Make New York A Small Biz Mecca
City taxes and regulations are putting a huge burden on growing enterprises
New York, like any city, needs entrepreneurship to survive. As old businesses become obsolete, startups must replace them, or employment will wither. If a particular industry brings vast wealth to a city, real estate costs can soar, allowing the local government to overtax and overregulate complacently — and driving out the scrappy entrepreneurs who will build the economy of the future.
That’s exactly what happened in Detroit. If the current crop of mayoral hopefuls don’t want it to happen in New York, too, they must understand that cumbersome regulations and high taxes are discouraging too many of the entrepreneurs the city needs.
Sure, there are some success stories in the tech sector and elsewhere. But in a recent Zogby poll of New Yorkers carried out for the Manhattan Institute, 65% of respondents thought that the city administration wasn’t doing enough to encourage entrepreneurs and small businesses to increase their presence and hiring, and 67% considered “the current environment for the growth and development of small business in New York City” poor or fair.
These barriers to starting a business are a major problem facing the next mayor.

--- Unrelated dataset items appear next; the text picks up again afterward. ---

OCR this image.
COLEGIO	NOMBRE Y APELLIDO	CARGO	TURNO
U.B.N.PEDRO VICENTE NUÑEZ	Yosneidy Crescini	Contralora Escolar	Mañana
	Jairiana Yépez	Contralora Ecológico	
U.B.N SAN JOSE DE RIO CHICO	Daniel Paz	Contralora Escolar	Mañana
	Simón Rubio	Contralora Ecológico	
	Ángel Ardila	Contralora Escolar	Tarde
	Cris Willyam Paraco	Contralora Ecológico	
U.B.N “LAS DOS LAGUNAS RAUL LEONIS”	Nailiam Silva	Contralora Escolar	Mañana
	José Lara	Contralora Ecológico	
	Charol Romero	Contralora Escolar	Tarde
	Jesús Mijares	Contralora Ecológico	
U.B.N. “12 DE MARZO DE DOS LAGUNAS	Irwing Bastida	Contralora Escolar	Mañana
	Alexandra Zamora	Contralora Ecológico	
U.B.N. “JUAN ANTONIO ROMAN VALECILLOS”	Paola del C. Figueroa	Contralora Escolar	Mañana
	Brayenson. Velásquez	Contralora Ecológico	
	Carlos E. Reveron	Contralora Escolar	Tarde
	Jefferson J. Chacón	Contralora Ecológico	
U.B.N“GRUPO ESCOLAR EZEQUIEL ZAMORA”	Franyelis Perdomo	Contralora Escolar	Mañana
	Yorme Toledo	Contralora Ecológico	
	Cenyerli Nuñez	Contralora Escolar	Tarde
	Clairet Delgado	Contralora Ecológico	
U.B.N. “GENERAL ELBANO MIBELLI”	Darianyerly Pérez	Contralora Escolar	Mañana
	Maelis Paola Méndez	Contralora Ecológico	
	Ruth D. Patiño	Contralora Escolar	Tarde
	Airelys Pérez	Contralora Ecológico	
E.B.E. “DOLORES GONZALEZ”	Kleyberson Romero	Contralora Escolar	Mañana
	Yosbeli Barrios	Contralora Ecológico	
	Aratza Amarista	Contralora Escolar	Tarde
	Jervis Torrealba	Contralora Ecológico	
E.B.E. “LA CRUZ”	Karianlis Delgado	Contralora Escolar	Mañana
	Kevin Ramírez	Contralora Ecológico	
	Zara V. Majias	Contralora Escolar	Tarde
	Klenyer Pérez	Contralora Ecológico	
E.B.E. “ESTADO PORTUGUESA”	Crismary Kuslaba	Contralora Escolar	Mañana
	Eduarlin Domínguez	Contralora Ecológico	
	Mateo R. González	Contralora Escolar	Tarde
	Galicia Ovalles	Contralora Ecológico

New York’s economy today is dominated by relatively large firms. The average establishment in Manhattan is 25% larger than in the nation as a whole. The city’s most important industrial cluster is finance and insurance, which is responsible for 39% of the payroll in New York County. Finance is famously led by firms that the federal government considers too big to fail.

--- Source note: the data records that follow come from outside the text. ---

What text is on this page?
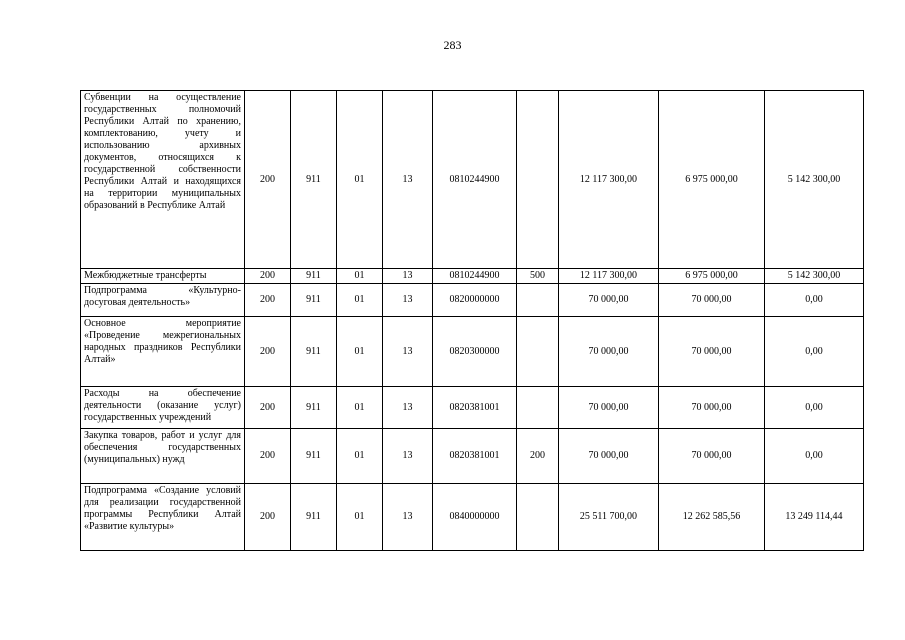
283
Субвенции на осуществление государственных полномочий Республики Алтай по хранению, комплектованию, учету и использованию архивных документов, относящихся к государственной собственности Республики Алтай и находящихся на территории муниципальных образований в Республике Алтай	200	911	01	13	0810244900		12 117 300,00	6 975 000,00	5 142 300,00
Межбюджетные трансферты	200	911	01	13	0810244900	500	12 117 300,00	6 975 000,00	5 142 300,00
Подпрограмма «Культурно-досуговая деятельность»	200	911	01	13	0820000000		70 000,00	70 000,00	0,00
Основное мероприятие «Проведение межрегиональных народных праздников Республики Алтай»	200	911	01	13	0820300000		70 000,00	70 000,00	0,00
Расходы на обеспечение деятельности (оказание услуг) государственных учреждений	200	911	01	13	0820381001		70 000,00	70 000,00	0,00
Закупка товаров, работ и услуг для обеспечения государственных (муниципальных) нужд	200	911	01	13	0820381001	200	70 000,00	70 000,00	0,00
Подпрограмма «Создание условий для реализации государственной программы Республики Алтай «Развитие культуры»	200	911	01	13	0840000000		25 511 700,00	12 262 585,56	13 249 114,44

Given the enormous barriers that confront small businesses here, it’s amazing that the city has as many as it does. If you want, say, to open a goods-producing facility in the Big Apple, you’ll need at least 10 permits, including a certificate of occupancy and a Fire Department-issued Place of Assembly Permit.

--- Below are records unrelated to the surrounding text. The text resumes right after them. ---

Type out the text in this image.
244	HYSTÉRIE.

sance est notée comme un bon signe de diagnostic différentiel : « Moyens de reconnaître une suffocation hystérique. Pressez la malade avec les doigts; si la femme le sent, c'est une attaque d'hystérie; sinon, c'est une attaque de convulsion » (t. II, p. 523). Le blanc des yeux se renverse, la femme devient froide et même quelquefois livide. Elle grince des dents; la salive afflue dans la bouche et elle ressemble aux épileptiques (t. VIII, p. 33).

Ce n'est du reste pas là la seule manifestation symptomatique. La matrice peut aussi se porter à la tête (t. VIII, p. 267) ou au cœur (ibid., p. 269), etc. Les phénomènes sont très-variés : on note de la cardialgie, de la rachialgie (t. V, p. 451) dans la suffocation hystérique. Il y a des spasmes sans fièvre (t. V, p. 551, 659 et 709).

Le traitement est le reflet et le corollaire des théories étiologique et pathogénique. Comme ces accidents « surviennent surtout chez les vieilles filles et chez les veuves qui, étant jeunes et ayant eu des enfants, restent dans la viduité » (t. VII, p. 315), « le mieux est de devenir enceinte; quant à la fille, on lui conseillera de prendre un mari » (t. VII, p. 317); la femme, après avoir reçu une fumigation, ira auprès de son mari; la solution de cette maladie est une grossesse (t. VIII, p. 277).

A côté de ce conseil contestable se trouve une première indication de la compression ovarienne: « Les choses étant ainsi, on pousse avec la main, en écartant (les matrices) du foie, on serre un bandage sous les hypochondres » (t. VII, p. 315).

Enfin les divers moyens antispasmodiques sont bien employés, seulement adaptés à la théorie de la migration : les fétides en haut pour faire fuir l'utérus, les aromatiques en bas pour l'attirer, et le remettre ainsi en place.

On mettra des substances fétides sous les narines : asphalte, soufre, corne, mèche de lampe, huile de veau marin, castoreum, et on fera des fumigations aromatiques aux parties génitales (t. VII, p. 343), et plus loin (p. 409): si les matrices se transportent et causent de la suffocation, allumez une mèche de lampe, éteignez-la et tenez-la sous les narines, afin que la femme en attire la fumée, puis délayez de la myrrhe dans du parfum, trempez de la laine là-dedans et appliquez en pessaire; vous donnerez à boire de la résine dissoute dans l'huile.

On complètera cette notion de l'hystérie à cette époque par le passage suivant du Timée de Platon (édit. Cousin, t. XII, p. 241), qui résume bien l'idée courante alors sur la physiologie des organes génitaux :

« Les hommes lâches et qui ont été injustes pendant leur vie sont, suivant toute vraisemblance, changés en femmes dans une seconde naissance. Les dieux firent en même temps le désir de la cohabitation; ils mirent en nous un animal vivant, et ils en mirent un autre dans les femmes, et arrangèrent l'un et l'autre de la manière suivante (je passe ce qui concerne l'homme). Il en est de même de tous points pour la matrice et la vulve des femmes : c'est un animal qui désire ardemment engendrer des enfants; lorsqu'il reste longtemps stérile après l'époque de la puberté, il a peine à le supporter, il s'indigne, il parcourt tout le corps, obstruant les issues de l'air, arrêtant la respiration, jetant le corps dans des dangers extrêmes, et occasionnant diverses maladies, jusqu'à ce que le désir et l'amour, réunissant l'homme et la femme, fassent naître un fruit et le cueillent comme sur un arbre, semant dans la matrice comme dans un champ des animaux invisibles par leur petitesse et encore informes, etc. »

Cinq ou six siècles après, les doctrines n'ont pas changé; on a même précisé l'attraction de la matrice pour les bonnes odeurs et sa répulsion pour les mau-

Your drivers will need special commercial driver’s licenses from the city; your van will need a city parking card. Any modifications that you make to your building will need a barrage of permits, and expect a bigger barrage if your business is located in one of the city’s many historic districts.
Those are just the local rules, of course; you’ll also have to deal with state and federal regulations. Plan to file a 1099 form with the IRS for every vendor you pay more than $600, for example.
Another obstacle to business formation in New York City is city and state corporate taxes. The state’s 8.63% corporate tax is slightly lower than what’s charged by some of its neighbors, such as New Jersey and Pennsylvania, but substantially higher than in many other states.
And New York City, unlike most American cities, adds its own corporate income-tax rate of 8.85% to the state’s levy. The financial firms that thrive in Manhattan may find ways to credit their income to other locations, but a small business with its sole office in the city doesn’t have that luxury.
Real regulatory reform would do wonders to foster small-business growth in New York. The mayoral hopefuls should commit to a system in which just one business-permitting authority — or, at most, two — imposes the rules. Such a system would include a one-stop shop for opening a new business, one that makes speed a priority. And the rules must be reevaluated. Since 1993, federal regulations proposed by the executive branch have had to be subjected to cost-benefit analysis, a process overseen by the Office of Information and Regulatory Affairs. More recently, the office has been applying cost-benefit analysis to existing rules as well.
The next mayor should follow the feds’ example, forming a special office of regulatory affairs charged with vetting new rules and examining old ones.
Reducing the city’s onerous corporate taxes is harder than fixing the regulatory burden, because providing public services in an old, vast city will always be expensive.
But economists say that a locality shouldn’t focus its taxes on mobile targets, such as entrepreneurs, since taxation encourages them to move elsewhere. It makes more sense to focus on things that can’t move, such as land; New York should do more to shift taxes from small businesses to landowners.
The New York economy has done well during the Bloomberg era, but the city’s apparent health can itself become a danger, since the next mayor may not see much need to limit spending growth or cut back regulations.
The city needs to recognize that an entrepreneurial ecosystem is fragile. New York’s future success isn’t a sure thing — but the best way to foster it is to make life easier for entrepreneurs, the key to urban vitality.